The sources also said the pair was nearing an agreement for Poland to coordinate seaborne oil supplies to Germany via Gdansk and part of Druzhba to facilitate Poland’s purchase of the Russian-owned Schwedt refinery in Germany.
The EU has pledged to stop buying Russian oil via maritime routes from December 5, but Druzhba is currently exempt from sanctions. That presents a problem for Polish refiner PKN Orlen which has a long-term deal to purchase Russian oil via the pipeline and would need to pay penalties to break the contract.
If the EU were to impose sanctions on Druzhba – or at least its northern section supplying Poland and Germany – both countries would be able to get out of their Russian oil importing commitments penalty-free.
The southern section of the pipeline supplies Hungary, Slovakia and the Czech Republic which, unlike Poland and Germany, would struggle to diversify their oil imports.
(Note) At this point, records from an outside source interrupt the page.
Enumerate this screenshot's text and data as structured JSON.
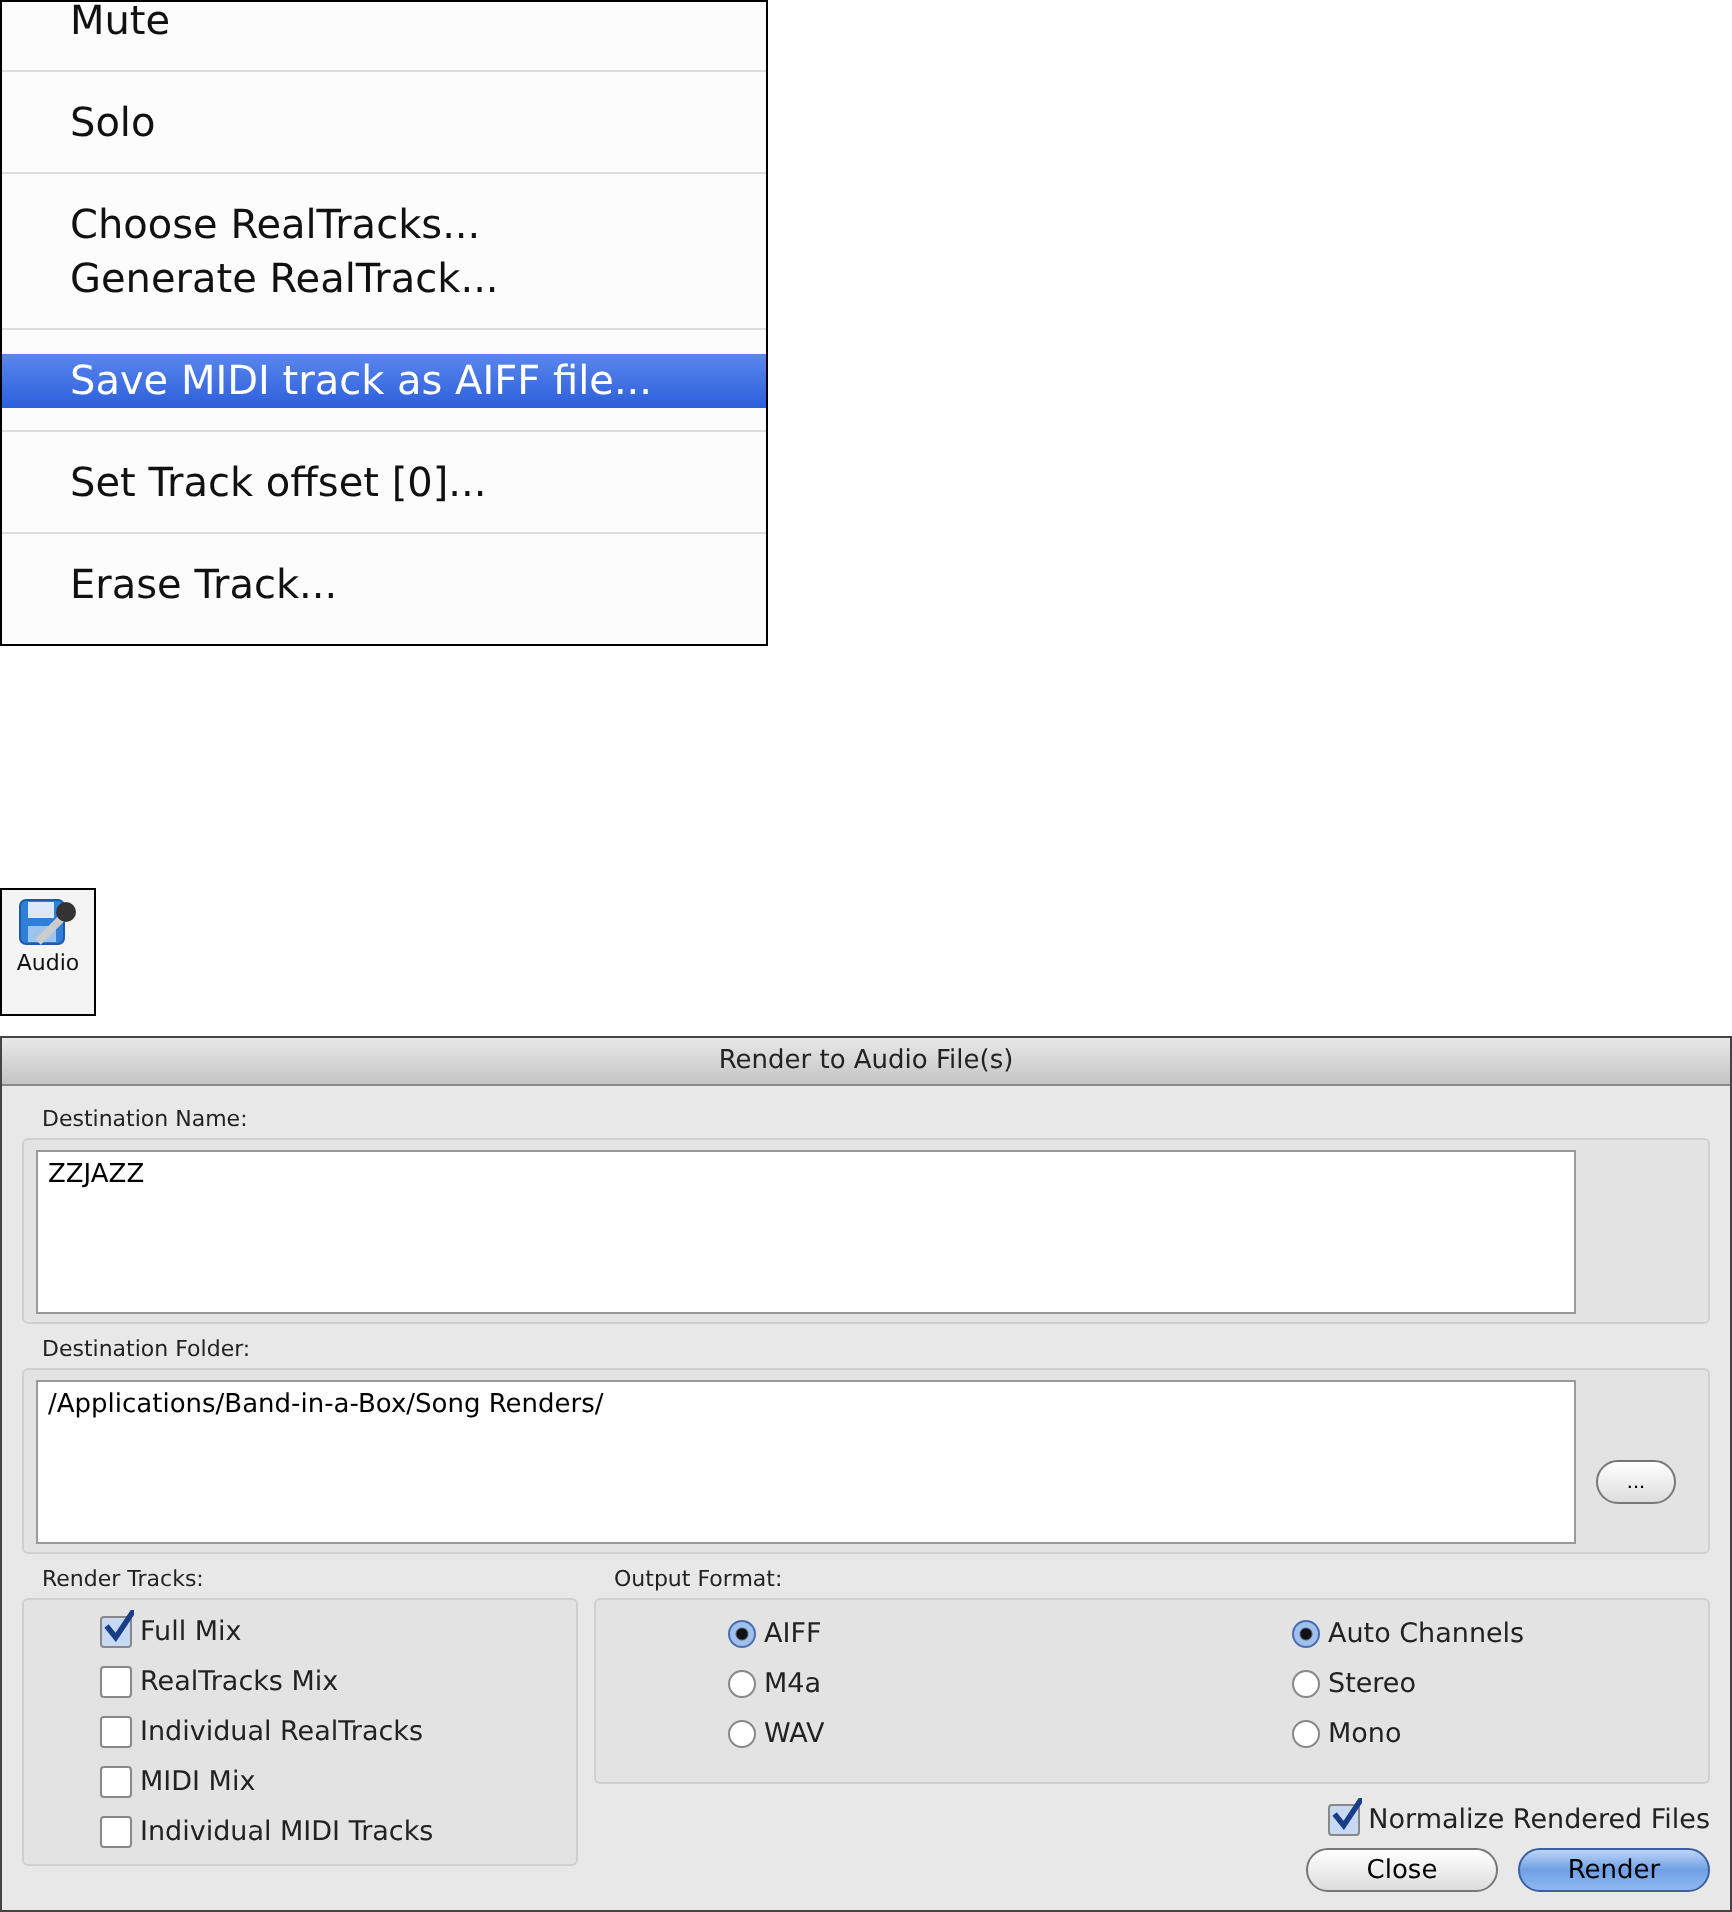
{
  "menu": {
    "groups": [
      {
        "items": [
          {
            "label": "Mute",
            "selected": false
          }
        ]
      },
      {
        "items": [
          {
            "label": "Solo",
            "selected": false
          }
        ]
      },
      {
        "items": [
          {
            "label": "Choose RealTracks...",
            "selected": false
          },
          {
            "label": "Generate RealTrack...",
            "selected": false
          }
        ]
      },
      {
        "items": [
          {
            "label": "Save MIDI track as AIFF file...",
            "selected": true
          }
        ]
      },
      {
        "items": [
          {
            "label": "Set Track offset [0]...",
            "selected": false
          }
        ]
      },
      {
        "items": [
          {
            "label": "Erase Track...",
            "selected": false
          }
        ]
      }
    ]
  },
  "toolbar_button": {
    "label": "Audio"
  },
  "dialog": {
    "title": "Render to Audio File(s)",
    "destination_name": {
      "label": "Destination Name:",
      "value": "ZZJAZZ"
    },
    "destination_folder": {
      "label": "Destination Folder:",
      "value": "/Applications/Band-in-a-Box/Song Renders/",
      "browse": "..."
    },
    "render_tracks": {
      "label": "Render Tracks:",
      "items": [
        {
          "label": "Full Mix",
          "checked": true
        },
        {
          "label": "RealTracks Mix",
          "checked": false
        },
        {
          "label": "Individual RealTracks",
          "checked": false
        },
        {
          "label": "MIDI Mix",
          "checked": false
        },
        {
          "label": "Individual MIDI Tracks",
          "checked": false
        }
      ]
    },
    "output_format": {
      "label": "Output Format:",
      "formats": [
        {
          "label": "AIFF",
          "selected": true
        },
        {
          "label": "M4a",
          "selected": false
        },
        {
          "label": "WAV",
          "selected": false
        }
      ],
      "channels": [
        {
          "label": "Auto Channels",
          "selected": true
        },
        {
          "label": "Stereo",
          "selected": false
        },
        {
          "label": "Mono",
          "selected": false
        }
      ]
    },
    "normalize": {
      "label": "Normalize Rendered Files",
      "checked": true
    },
    "buttons": [
      {
        "label": "Close",
        "kind": "secondary"
      },
      {
        "label": "Render",
        "kind": "default"
      }
    ]
  }
}
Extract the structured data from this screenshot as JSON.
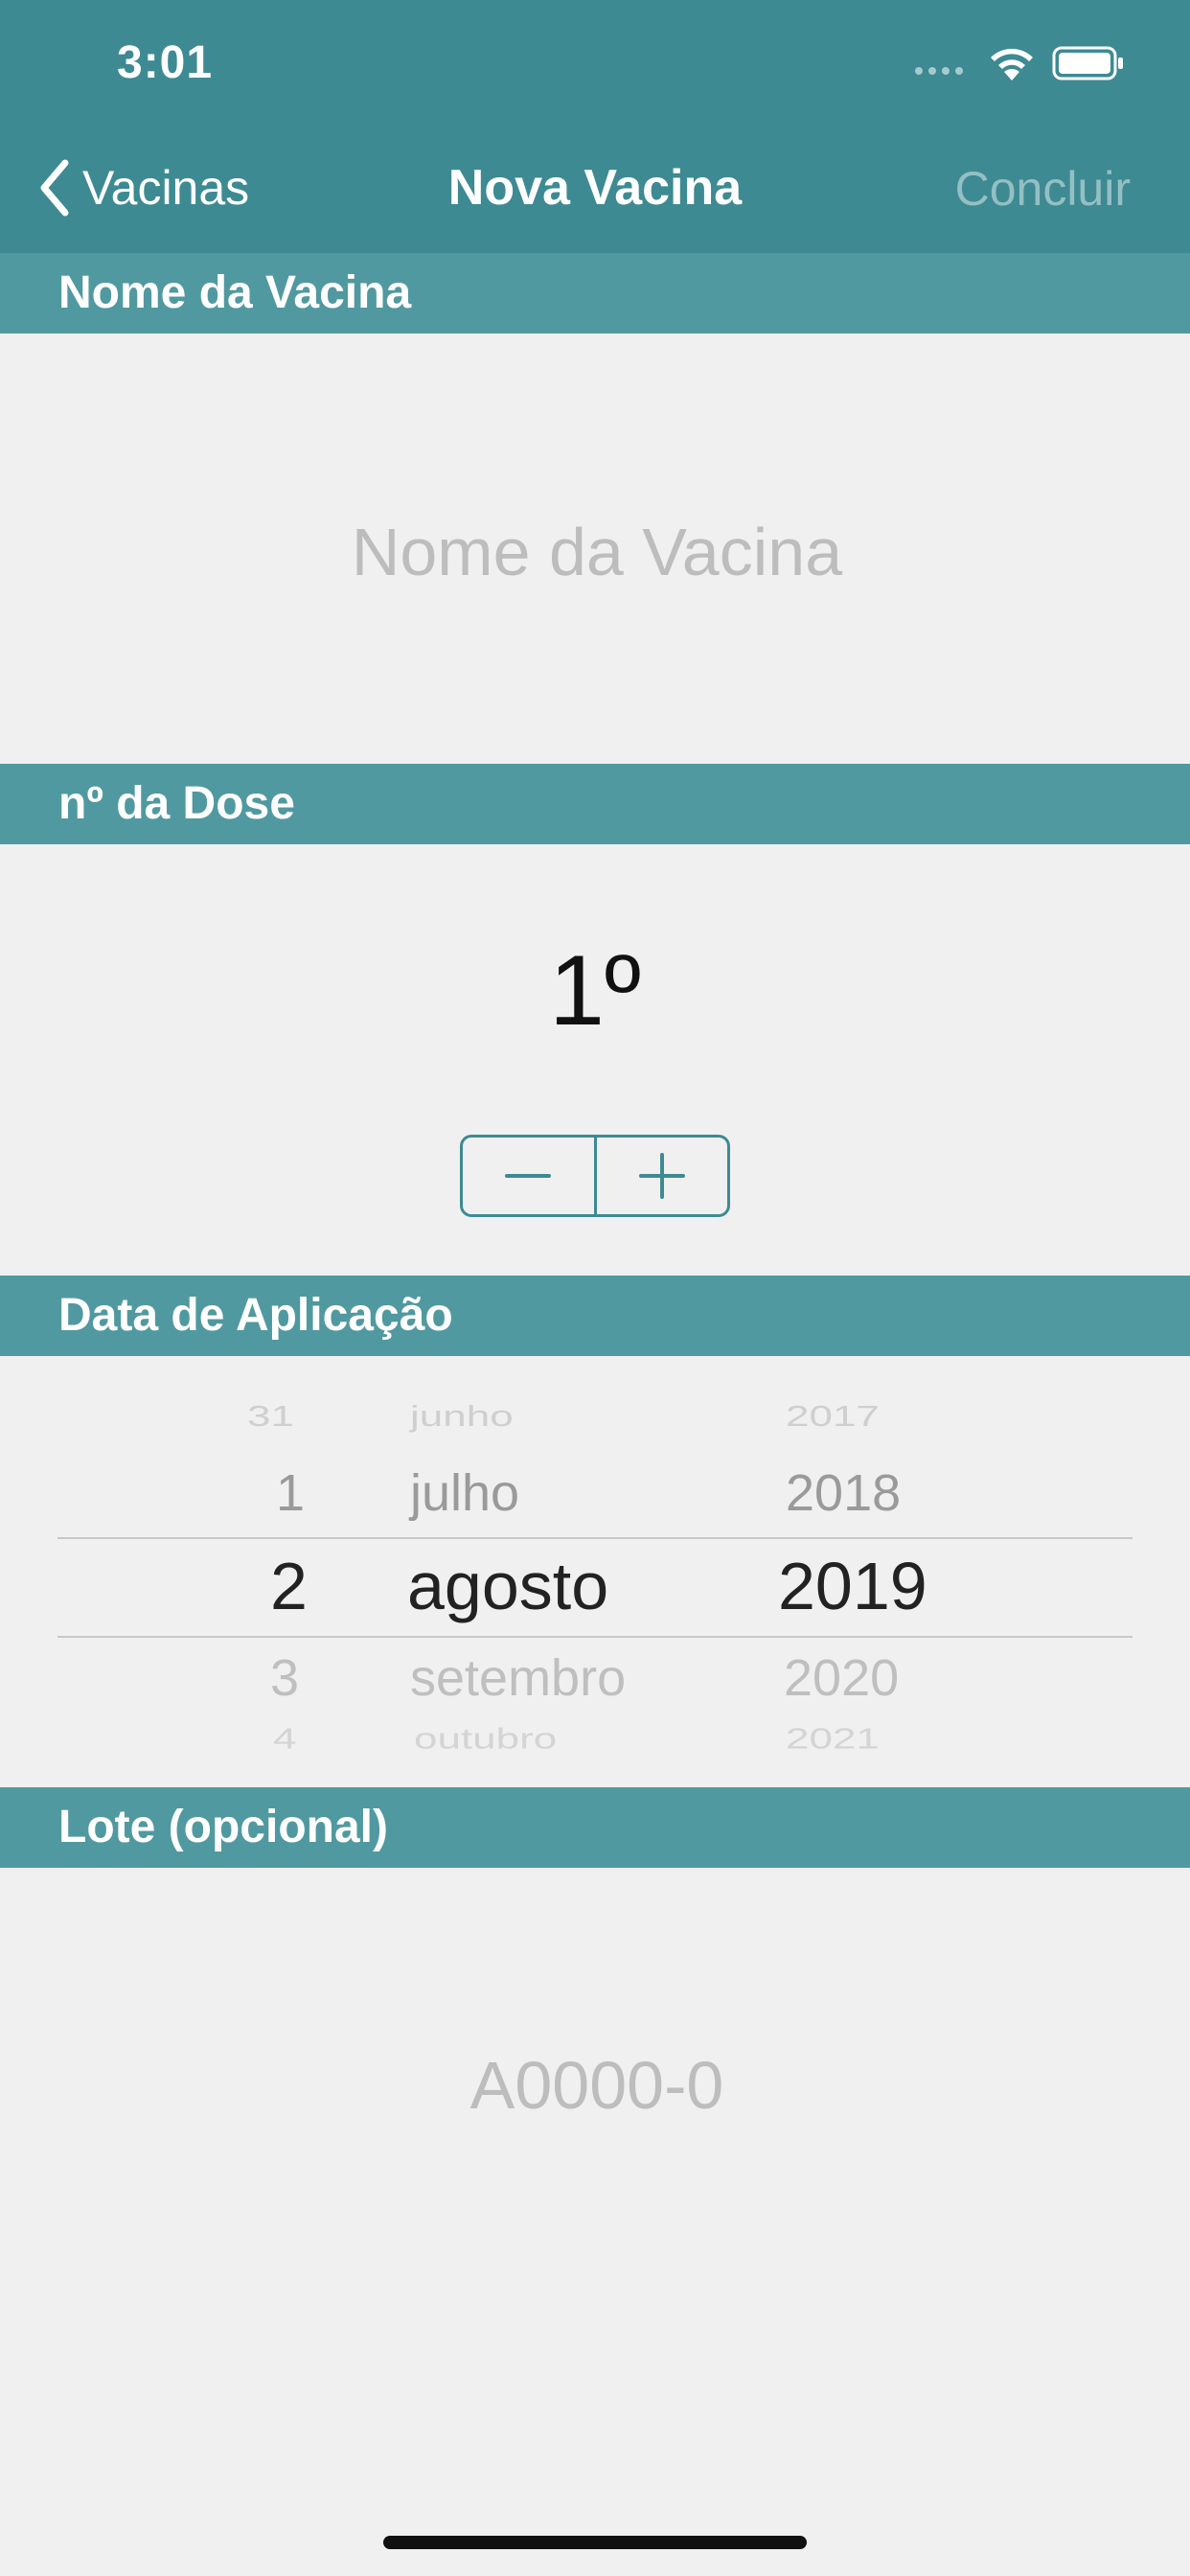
{
  "status_bar": {
    "time": "3:01"
  },
  "nav": {
    "back_label": "Vacinas",
    "title": "Nova Vacina",
    "done_label": "Concluir"
  },
  "sections": {
    "vaccine_name": {
      "header": "Nome da Vacina",
      "placeholder": "Nome da Vacina"
    },
    "dose": {
      "header": "nº da Dose",
      "value": "1º"
    },
    "date": {
      "header": "Data de Aplicação",
      "days": [
        "31",
        "1",
        "2",
        "3",
        "4"
      ],
      "months": [
        "junho",
        "julho",
        "agosto",
        "setembro",
        "outubro"
      ],
      "years": [
        "2017",
        "2018",
        "2019",
        "2020",
        "2021"
      ],
      "selected": {
        "day": "2",
        "month": "agosto",
        "year": "2019"
      }
    },
    "lot": {
      "header": "Lote (opcional)",
      "placeholder": "A0000-0"
    }
  },
  "colors": {
    "nav_bar": "#3d8a93",
    "section_header": "#5199a0",
    "background": "#f0f0f0",
    "accent": "#3d8a93"
  }
}
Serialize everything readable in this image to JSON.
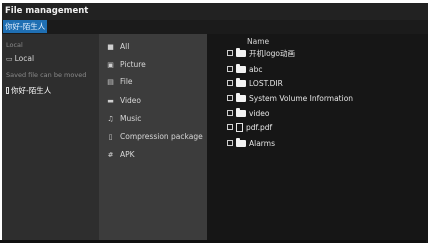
{
  "app": {
    "title": "File management",
    "title_tag": "你好-陌生人"
  },
  "devices": {
    "local_header": "Local",
    "local_item": "Local",
    "saved_header": "Saved file can be moved",
    "saved_item": "你好-陌生人"
  },
  "categories": [
    "All",
    "Picture",
    "File",
    "Video",
    "Music",
    "Compression package",
    "APK"
  ],
  "category_icons": [
    "all-icon",
    "picture-icon",
    "file-icon",
    "video-icon",
    "music-icon",
    "compression-package-icon",
    "apk-icon"
  ],
  "file_list": {
    "column_name": "Name",
    "items": [
      {
        "name": "开机logo动画",
        "type": "folder"
      },
      {
        "name": "abc",
        "type": "folder"
      },
      {
        "name": "LOST.DIR",
        "type": "folder"
      },
      {
        "name": "System Volume Information",
        "type": "folder"
      },
      {
        "name": "video",
        "type": "folder"
      },
      {
        "name": "pdf.pdf",
        "type": "file"
      },
      {
        "name": "Alarms",
        "type": "folder"
      }
    ]
  },
  "colors": {
    "accent": "#1f6fb3",
    "background": "#1b1b1b",
    "sidebar": "#2e2e2e",
    "category_panel": "#3c3c3c",
    "file_panel": "#161616"
  }
}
According to the sources, the Polish climate ministry and German economy ministry are in the final stage of talks on a memorandum of understanding on oil logistics, which could unlock non-Russian flows and help Poland’s top refiner pursue its interest in Schwedt. Germany remains committed to not using Russian oil from 2023 and is working on a solution with Poland to secure the supply of Schwedt, a spokeswoman for the economy ministry in Berlin said .
Published in The Express Tribune, November 27th, 2022.